Predictive representations: building blocks of intelligence
Wilka Carvalho, Momchil S. Tomov, William de Cothi, Caswell Barry, Samuel J. Gershman
TL;DR
This paper argues that predictive representations, especially the successor representation and its extensions, provide an efficient and flexible foundation for intelligent behavior. It surveys three core constructs—SR, successor models, and successor features—and shows how they trade off planning flexibility, sample efficiency, and scalability to high-dimensional spaces. The work connects reinforcement learning theory to neuroscience and cognitive science, illustrating how predictive representations manifest in the hippocampus, spatial navigation, replay, and memory, while detailing learning algorithms, transfer, and multi-task capabilities.
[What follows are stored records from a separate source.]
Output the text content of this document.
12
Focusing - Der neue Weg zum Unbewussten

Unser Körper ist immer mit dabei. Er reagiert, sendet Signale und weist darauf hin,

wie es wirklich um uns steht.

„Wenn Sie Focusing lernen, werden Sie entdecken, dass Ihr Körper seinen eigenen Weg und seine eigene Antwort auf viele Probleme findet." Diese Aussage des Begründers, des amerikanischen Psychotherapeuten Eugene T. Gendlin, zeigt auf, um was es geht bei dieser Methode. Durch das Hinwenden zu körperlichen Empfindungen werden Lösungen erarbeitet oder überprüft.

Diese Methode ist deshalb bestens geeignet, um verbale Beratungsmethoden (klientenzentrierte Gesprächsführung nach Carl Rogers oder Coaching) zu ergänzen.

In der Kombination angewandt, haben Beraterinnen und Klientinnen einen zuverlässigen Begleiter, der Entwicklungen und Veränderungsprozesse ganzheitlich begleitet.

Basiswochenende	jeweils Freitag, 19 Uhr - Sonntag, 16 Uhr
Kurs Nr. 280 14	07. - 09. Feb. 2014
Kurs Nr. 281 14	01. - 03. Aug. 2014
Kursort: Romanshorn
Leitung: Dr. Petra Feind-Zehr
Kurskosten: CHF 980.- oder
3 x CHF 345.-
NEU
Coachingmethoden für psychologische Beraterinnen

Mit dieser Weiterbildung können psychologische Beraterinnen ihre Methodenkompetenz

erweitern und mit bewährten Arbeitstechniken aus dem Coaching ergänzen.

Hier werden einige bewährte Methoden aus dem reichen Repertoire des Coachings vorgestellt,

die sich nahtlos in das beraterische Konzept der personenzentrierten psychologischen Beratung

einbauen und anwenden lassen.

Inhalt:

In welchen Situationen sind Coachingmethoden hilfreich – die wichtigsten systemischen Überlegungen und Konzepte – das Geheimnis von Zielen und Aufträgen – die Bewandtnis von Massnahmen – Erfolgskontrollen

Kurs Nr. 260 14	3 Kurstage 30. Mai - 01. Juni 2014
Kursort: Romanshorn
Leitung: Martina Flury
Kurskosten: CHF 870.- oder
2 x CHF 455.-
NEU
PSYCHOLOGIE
Overall, predictive representations enable rapid adaptation to changing rewards, scalable transfer across tasks, and principled integration of episodic memory with decision making, making them strong candidates as building blocks for general intelligence. The practical implications span AI applications in exploration, transfer, HRL, and multi-agent settings, as well as insights into brain function and cognitive processes.
Abstract
Adaptive behavior often requires predicting future events. The theory of reinforcement learning prescribes what kinds of predictive representations are useful and how to compute them. This paper integrates these theoretical ideas with work on cognition and neuroscience. We pay special attention to the successor representation (SR) and its generalizations, which have been widely applied both as engineering tools and models of brain function. This convergence suggests that particular kinds of predictive representations may function as versatile building blocks of intelligence.